Tasks
Task definition: This task is a standard ad-hoc retrieval task, which measures information retrieval effectiveness with respect to user input in the form of queries. No further user-system interaction is assumed although automatic blind feedback or query expansion mechanisms are allowed to improve the system ranking. The ad-hoc setting is the standard setting for an information retrieval system - without prior knowledge about the user need or context, the system is required to produce a relevance-ranked list of documents based entirely on the query and the features of the collection documents. For CHiC, it will also serve to develop a baseline for system performance. We will test monolingual, bilingual and multilingual retrieval in 3 major European languages: English, French and German.
Topics: Topics are taken from real-life Europeana query topics and consist of a mixture of topical and named-entity queries. Navigational queries are rarely seen in Europeana, however queries for people, places and works (named entities) occur very often. The 50 short topics in title-format only (e.g. "Eiffel tower") reflect real expressed user needs and are distributed according to query category statistics (mostly named entities, some topical queries etc.) in a cultural heritage digital library researched previously.
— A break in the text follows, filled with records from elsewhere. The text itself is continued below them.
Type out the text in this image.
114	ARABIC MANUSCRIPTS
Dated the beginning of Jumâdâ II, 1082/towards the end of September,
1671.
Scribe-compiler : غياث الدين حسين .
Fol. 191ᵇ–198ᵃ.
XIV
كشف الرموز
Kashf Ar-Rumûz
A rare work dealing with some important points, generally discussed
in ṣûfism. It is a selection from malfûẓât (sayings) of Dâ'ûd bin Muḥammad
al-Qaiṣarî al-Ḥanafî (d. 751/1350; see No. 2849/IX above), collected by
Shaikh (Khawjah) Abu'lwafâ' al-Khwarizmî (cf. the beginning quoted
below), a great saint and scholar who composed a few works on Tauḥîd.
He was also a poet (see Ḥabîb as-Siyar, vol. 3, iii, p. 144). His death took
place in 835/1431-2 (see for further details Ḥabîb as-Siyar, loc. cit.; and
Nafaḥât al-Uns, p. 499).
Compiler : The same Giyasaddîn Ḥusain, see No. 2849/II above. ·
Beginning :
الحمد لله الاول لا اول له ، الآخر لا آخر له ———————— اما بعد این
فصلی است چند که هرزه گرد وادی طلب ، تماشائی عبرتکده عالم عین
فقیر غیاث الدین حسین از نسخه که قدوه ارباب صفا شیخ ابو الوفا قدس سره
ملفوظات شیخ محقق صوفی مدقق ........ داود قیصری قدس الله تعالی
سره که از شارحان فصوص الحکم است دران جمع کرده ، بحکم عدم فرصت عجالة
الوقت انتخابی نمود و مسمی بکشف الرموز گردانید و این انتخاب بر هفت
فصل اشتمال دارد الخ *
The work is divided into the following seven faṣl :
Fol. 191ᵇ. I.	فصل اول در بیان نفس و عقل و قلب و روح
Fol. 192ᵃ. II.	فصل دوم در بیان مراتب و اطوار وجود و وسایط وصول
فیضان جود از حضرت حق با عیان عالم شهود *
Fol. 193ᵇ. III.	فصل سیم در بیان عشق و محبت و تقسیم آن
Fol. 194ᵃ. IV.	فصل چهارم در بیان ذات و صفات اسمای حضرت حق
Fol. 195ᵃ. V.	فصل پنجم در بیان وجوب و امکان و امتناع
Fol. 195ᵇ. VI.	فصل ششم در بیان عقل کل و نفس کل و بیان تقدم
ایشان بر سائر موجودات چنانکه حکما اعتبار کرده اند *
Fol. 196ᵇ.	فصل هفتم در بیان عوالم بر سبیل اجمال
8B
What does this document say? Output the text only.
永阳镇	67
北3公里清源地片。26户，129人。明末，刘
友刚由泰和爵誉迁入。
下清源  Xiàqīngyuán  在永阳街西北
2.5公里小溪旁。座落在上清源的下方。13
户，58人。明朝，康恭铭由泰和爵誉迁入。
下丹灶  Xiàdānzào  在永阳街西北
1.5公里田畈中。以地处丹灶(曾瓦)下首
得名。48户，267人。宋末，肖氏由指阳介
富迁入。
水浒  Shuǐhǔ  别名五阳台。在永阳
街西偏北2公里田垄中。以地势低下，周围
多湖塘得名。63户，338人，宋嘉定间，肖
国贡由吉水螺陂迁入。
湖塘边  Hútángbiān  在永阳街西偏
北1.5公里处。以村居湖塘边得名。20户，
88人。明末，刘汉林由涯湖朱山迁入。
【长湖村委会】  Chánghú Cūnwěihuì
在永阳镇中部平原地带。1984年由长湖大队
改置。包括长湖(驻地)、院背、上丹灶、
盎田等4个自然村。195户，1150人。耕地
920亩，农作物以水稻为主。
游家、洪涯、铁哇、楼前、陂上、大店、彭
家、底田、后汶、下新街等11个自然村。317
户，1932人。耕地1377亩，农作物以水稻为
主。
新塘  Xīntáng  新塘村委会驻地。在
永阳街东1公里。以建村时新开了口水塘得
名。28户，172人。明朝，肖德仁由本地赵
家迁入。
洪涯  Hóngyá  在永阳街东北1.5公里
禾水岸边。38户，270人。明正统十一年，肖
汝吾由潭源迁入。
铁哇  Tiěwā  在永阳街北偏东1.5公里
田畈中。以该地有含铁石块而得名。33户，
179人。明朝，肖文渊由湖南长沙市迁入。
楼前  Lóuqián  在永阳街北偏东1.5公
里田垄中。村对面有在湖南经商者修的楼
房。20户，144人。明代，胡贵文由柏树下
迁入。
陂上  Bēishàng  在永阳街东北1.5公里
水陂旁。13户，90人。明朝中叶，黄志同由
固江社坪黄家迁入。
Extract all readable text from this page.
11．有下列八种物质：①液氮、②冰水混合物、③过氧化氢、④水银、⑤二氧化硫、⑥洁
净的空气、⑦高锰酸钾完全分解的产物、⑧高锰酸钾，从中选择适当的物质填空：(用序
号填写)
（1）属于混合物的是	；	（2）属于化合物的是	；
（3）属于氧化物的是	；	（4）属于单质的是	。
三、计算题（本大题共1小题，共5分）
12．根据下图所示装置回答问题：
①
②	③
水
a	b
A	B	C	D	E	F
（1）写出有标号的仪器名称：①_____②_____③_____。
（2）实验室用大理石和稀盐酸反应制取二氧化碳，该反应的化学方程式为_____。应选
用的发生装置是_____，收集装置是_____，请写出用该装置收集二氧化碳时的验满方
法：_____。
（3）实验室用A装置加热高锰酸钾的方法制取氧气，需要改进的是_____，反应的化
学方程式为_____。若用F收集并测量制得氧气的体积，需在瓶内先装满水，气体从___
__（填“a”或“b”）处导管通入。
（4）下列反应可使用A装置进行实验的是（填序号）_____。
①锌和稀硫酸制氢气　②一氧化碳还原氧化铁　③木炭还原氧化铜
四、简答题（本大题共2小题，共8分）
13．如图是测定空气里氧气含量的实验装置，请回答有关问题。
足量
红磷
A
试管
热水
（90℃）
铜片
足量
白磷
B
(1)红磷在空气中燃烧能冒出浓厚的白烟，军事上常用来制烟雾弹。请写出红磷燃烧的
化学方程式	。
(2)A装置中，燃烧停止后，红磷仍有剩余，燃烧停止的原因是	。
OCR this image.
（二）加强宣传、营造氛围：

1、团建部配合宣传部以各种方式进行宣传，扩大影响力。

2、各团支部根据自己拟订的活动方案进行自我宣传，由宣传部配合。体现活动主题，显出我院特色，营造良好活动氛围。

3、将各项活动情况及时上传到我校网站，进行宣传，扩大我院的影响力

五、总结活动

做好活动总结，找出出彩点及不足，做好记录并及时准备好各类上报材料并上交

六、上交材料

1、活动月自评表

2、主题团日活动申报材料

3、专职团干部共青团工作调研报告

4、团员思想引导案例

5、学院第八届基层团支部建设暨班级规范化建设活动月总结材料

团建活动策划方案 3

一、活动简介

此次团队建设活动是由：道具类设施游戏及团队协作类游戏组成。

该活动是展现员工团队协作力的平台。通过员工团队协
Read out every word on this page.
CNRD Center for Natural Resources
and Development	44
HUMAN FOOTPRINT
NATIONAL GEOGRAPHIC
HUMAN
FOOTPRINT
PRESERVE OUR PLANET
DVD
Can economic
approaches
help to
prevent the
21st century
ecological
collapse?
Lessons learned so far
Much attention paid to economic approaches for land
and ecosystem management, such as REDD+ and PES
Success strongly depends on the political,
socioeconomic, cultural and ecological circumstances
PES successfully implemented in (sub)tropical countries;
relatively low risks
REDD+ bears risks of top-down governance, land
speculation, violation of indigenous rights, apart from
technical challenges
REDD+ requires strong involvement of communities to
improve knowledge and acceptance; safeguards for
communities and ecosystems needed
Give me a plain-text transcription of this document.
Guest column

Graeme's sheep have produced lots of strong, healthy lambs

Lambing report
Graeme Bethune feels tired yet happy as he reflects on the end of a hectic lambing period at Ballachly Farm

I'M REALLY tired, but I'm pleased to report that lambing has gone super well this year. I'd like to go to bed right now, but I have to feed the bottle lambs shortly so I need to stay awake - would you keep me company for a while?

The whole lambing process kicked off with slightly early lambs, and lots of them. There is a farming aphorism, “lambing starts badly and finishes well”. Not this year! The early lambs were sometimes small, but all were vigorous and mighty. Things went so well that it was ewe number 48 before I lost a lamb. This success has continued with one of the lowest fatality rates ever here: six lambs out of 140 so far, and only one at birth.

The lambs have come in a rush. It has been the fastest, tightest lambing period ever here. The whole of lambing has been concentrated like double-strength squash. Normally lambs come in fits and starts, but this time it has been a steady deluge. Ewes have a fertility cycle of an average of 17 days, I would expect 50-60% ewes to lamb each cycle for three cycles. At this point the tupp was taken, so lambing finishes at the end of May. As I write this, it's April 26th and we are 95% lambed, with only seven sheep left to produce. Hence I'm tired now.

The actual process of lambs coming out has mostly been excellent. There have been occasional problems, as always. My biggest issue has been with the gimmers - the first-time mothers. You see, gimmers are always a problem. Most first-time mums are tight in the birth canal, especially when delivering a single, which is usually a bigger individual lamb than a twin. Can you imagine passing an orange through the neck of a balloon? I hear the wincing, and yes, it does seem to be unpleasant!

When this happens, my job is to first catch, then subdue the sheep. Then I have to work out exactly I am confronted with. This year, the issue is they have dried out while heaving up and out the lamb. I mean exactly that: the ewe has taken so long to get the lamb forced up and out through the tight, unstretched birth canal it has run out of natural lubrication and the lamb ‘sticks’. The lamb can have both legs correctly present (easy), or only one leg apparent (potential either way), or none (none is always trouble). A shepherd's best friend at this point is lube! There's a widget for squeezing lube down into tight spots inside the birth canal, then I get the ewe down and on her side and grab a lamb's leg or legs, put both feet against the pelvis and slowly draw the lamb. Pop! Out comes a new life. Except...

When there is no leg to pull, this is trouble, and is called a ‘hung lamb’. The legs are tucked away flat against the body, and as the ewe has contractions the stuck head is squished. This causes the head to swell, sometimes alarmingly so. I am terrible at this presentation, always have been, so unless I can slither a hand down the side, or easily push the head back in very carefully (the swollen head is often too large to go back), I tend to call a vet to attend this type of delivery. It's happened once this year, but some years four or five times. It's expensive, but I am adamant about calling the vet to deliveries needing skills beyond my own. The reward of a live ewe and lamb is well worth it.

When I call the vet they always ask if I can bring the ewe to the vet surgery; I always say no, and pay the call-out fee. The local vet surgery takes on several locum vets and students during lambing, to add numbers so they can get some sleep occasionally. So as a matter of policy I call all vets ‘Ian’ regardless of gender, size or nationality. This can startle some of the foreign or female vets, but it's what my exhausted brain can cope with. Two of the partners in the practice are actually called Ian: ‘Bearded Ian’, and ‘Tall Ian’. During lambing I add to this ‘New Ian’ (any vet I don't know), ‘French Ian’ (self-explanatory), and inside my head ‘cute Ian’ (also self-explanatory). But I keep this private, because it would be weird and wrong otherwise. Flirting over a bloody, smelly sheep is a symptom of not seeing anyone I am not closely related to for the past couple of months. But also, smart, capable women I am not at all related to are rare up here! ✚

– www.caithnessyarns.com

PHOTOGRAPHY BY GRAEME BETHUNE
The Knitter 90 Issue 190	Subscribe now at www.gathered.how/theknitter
Expected results: Participants are expected to submit relevance-ranked result lists for all 50 topics in TREC-style format. More specifications on the result formatting will be released later.
Relevance assessments: Relevance assessments will be done manually by first collaboratively generating an assumed information need for the query and describing it (which will be used for later editions) and assessing the pooled documents for their relevance according to the query + information need. This assumes the perspective of an average user (we assume the majority of users typing that particular query would have that particular information).
Evaluation metrics: The evaluation metrics for the ad-hoc task will be the standard information retrieval measures of precision and recall, particularly the standard measure mean average precision (MAP) and precision@k.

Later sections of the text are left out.